While it's always great to see Anthony Mackie, he plays the scowling drug lord King, forever driving around and giving threatening looks. The movie makes its gravest error when Starr goes on TV and, for no particular reason, mentions King by name, thereby endangering her entire family. Perhaps deleting this subplot might have been the solution to the movie's behemoth 132-minute running time. However, the movie is so full of rare moments of life, moments in which to just breathe, that I'd hesitate to lose any of them to make a leaner and more conventional movie. (I love one moment in which Starr's little brother Sekani, played by TJ Wright, snatches a piece of bacon from her breakfast plate; she grabs him and begins planting attacking little kisses all over him, to his squirming delight.)

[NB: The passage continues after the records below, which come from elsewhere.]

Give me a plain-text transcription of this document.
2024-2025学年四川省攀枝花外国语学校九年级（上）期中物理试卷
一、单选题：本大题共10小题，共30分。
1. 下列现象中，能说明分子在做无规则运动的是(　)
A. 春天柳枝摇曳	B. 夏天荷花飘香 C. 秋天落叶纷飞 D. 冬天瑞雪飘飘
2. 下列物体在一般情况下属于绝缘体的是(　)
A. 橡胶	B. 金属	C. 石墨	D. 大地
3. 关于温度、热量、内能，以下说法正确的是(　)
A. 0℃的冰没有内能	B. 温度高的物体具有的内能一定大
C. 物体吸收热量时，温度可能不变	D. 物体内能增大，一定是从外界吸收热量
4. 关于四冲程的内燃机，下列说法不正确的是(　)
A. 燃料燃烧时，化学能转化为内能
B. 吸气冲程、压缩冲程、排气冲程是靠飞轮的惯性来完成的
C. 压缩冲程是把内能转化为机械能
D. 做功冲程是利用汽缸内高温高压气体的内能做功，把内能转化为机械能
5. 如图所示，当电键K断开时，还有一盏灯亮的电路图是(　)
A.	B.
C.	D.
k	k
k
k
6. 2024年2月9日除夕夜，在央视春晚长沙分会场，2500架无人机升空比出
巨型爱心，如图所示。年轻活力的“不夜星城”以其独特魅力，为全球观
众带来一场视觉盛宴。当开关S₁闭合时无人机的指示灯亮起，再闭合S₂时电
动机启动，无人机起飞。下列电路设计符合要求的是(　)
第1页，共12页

No, the real point of The Hate U Give is that it will hopefully be seen by an army of young people who will take something away from it, perhaps a new kind of respect and understanding of the racial divide in this country. The shame is that the folks that most need to see it, mostly the followers of a certain orange-skinned monster, will not, and would never, as if ignorance were a badge of honor. As for me, I'm not exactly the movie's intended audience either, but I identified thoroughly with Starr, a character that perhaps doesn't truly, fully believe in herself, and must wear different faces for different occasions. I think we've all had that problem, and rising up, attempting to overcome it, and putting that energy toward a cause, is reason for celebration.